ICEM’s principal target market has always been, and still is, the transportation industry. That includes private cars, motorcycles, commercial vehicles, trucks and buses and agricultural and construction vehicles, as well as associated areas such as tire design.
It’s difficult to put a figure on the ultimate size of the markets ICEM could serve, but Moorhouse thought that for every 10-15 engineering CAD/CAM seats there could be a need for one dedicated to advanced surface modeling – so it’s a fairly sizeable potential market.
A relatively recent convert to ICEM is the Ford Motor Co. Ford’s enterprise wide PLM initiative is known as C3P NG, that involves enhanced tools, methods and work practices. CAD/CAM/CAE (C3) and PIM (P)-New Generation (NG) is a universal process and is regarded as the basis for development work that began with the 3D CAD system IDEAS (acquired by UGS several years ago), and is being further realized with Dassault Systemes’ CATIA and UGS’ Teamcenter. In theory, C3P-NG will more effectively manage product and manufacturing data assets between global vehicle programs, departments, and suppliers.
Admittedly, while other of the major North American automotive companies do have a wide variety of software packages that they use to design, engineer, and manufacture their products, most have at least attempted to standardize on a single primary platform. For example, DaimlerChrysler chose CATIA and the rest of the Dassault Systemes line, and General Motors uses UGS NX and other software applications in the family. Ford, on the other hand has seemed reluctant to more or less standardize on a single CAD/CAM/CAE platform. As a matter of fact, Ford is still trying to wean itself from a CAD system known as PDGS that it developed in-house way back when.
Ultimately, Ford hopes to implement what C3P-NG is all about, namely to eliminate its legacy tools, including StudioTools and IDEAS, to a single environment consisting of Dassault Systemes direct and associated applications, including ICEM ISD.

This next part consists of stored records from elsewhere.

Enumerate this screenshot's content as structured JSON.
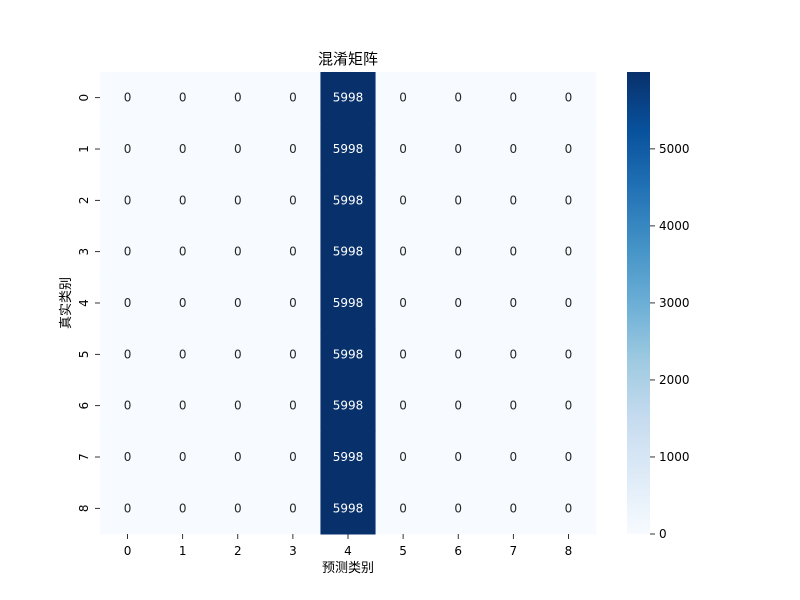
{
  "chart_data": {
    "type": "heatmap",
    "title": "混淆矩阵",
    "xlabel": "预测类别",
    "ylabel": "真实类别",
    "x_categories": [
      "0",
      "1",
      "2",
      "3",
      "4",
      "5",
      "6",
      "7",
      "8"
    ],
    "y_categories": [
      "0",
      "1",
      "2",
      "3",
      "4",
      "5",
      "6",
      "7",
      "8"
    ],
    "values": [
      [
        0,
        0,
        0,
        0,
        5998,
        0,
        0,
        0,
        0
      ],
      [
        0,
        0,
        0,
        0,
        5998,
        0,
        0,
        0,
        0
      ],
      [
        0,
        0,
        0,
        0,
        5998,
        0,
        0,
        0,
        0
      ],
      [
        0,
        0,
        0,
        0,
        5998,
        0,
        0,
        0,
        0
      ],
      [
        0,
        0,
        0,
        0,
        5998,
        0,
        0,
        0,
        0
      ],
      [
        0,
        0,
        0,
        0,
        5998,
        0,
        0,
        0,
        0
      ],
      [
        0,
        0,
        0,
        0,
        5998,
        0,
        0,
        0,
        0
      ],
      [
        0,
        0,
        0,
        0,
        5998,
        0,
        0,
        0,
        0
      ],
      [
        0,
        0,
        0,
        0,
        5998,
        0,
        0,
        0,
        0
      ]
    ],
    "colorbar": {
      "range": [
        0,
        5998
      ],
      "ticks": [
        0,
        1000,
        2000,
        3000,
        4000,
        5000
      ],
      "colormap": "Blues",
      "low_color": "#f7fbff",
      "high_color": "#08306b"
    },
    "annotated": true,
    "grid": false
  }
}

Anyway, as interesting as the acquisition is, I’ll be as interested to follow if or how ICEM surfacing will connect with another Dassault acquisition, SolidWorks. The competition, namely Autodesk, continues its efforts to more closely connect the data generated in its advanced surfacing package, StudioTools, to Inventor. Will Dassault follow suit with ICEM and SolidWorks? Probably not right away, but ultimately, I would venture that it will as a means to stay competitive with Autodesk in the Class A surfacing arena.